Selection criteriaThis review included comparative clinical trials that assessed one-week or two-week healing rates of topical ophthalmic or oral antiviral agents and or physical or chemical debridement in people with active epithelial keratitis.
Data collection and analysis
The review author extracted data and assessed trial quality. Interventions were compared by the proportions of participants healed at seven days and at fourteen days after trial enrolment.
Main results
This review included data from 99 trials that randomised a total of 5363 participants. The topical application of vidarabine, trifluridine, acyclovir or ganciclovir resulted in a high proportion of participants healing within one week of treatment. Among these antiviral agents, no treatment emerged as significantly better for the therapy of dendritic epithelial keratitis. Insufficient placebo-controlled studies were available to assess debridement and other physical or physicochemical methods of treatment. Interferon monotherapy had a slight beneficial effect on dendritic epithelial keratitis but was not better than other antiviral agents.

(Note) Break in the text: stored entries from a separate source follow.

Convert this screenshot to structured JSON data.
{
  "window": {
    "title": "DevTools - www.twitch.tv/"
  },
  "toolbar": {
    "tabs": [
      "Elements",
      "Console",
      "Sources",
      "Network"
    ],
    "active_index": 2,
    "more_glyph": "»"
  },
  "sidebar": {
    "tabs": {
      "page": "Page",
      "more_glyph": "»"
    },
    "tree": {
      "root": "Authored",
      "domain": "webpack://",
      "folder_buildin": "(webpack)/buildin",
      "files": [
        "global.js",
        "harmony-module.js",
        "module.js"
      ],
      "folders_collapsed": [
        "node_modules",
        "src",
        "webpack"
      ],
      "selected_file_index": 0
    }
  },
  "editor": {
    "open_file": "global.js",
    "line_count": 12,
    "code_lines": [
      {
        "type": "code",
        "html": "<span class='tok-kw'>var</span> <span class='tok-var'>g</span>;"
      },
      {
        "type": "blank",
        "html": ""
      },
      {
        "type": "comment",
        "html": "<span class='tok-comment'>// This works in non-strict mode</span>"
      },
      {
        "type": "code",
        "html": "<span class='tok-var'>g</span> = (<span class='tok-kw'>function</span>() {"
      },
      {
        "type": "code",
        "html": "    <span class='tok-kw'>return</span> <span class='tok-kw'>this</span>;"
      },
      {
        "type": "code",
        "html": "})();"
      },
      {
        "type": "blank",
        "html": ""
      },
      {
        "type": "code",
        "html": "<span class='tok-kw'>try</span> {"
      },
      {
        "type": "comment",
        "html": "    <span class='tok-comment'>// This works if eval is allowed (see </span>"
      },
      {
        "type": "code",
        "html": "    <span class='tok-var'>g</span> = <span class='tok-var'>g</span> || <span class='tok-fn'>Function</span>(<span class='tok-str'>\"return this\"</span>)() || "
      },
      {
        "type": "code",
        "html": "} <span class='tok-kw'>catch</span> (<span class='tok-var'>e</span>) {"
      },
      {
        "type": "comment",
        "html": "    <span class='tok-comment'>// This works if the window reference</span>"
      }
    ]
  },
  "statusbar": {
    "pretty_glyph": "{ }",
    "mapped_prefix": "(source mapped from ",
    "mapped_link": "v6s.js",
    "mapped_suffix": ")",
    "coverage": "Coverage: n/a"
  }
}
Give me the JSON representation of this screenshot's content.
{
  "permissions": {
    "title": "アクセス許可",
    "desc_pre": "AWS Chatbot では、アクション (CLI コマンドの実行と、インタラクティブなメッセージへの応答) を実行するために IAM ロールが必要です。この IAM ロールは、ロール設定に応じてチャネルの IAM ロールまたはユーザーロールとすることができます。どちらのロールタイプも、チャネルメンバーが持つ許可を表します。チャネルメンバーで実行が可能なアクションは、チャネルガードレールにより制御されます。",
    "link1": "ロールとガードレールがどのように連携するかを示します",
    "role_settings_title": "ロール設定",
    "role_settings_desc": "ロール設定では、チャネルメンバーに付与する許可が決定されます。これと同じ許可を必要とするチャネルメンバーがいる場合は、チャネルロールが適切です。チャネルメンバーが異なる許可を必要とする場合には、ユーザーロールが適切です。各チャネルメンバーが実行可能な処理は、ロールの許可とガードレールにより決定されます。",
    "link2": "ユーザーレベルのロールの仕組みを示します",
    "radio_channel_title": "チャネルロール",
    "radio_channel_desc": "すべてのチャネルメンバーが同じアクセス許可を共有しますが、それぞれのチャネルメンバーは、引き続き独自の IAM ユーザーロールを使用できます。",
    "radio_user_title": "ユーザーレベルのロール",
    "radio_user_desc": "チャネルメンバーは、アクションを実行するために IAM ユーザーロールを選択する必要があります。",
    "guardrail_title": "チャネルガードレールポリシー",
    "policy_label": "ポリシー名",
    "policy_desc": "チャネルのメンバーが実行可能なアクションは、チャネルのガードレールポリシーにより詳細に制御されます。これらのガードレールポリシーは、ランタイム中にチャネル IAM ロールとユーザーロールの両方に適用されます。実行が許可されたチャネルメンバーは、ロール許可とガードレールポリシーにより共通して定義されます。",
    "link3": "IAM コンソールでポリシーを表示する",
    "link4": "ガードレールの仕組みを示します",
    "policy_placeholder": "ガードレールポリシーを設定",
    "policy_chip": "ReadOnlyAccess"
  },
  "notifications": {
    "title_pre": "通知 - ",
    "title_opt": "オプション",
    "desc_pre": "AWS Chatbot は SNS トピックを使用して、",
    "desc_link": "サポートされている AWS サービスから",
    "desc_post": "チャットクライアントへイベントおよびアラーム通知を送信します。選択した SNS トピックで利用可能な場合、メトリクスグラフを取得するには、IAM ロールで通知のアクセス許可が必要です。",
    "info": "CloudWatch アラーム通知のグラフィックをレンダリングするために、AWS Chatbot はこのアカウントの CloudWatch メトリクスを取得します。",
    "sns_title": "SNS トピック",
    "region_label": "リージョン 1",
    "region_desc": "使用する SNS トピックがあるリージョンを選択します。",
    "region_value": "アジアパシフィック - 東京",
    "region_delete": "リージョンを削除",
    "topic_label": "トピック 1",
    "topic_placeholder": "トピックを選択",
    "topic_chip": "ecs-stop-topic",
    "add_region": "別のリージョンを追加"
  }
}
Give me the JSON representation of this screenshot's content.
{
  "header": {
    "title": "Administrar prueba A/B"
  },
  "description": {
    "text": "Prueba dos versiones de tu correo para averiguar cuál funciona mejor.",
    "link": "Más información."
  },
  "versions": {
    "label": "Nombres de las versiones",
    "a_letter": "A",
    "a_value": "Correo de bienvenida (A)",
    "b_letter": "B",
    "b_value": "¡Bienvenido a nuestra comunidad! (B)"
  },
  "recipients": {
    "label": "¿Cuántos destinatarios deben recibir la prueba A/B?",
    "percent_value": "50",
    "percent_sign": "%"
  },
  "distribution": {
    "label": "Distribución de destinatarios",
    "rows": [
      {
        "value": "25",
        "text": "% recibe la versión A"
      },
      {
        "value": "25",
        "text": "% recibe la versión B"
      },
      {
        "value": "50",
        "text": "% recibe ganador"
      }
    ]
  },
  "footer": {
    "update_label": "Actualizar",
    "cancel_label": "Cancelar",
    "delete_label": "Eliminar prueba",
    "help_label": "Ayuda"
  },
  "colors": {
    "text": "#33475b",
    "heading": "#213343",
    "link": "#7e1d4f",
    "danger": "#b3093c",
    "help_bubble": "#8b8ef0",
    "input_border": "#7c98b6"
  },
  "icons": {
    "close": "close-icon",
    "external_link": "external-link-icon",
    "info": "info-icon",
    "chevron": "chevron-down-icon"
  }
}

Interferon was very effective when combined with another antiviral agent such as trifluridine.Authors' conclusions
Currently available antiviral agents are effective and nearly equivalent. The combination of a nucleoside antiviral with either debridement or with interferon seems to speed healing. Future trials of the acute treatment of HSV epithelial keratitis must aim to achieve adequate statistical power for assessing the primary outcome of epithelial healing and should consider the effect of lesion size and other characteristics on treatment response.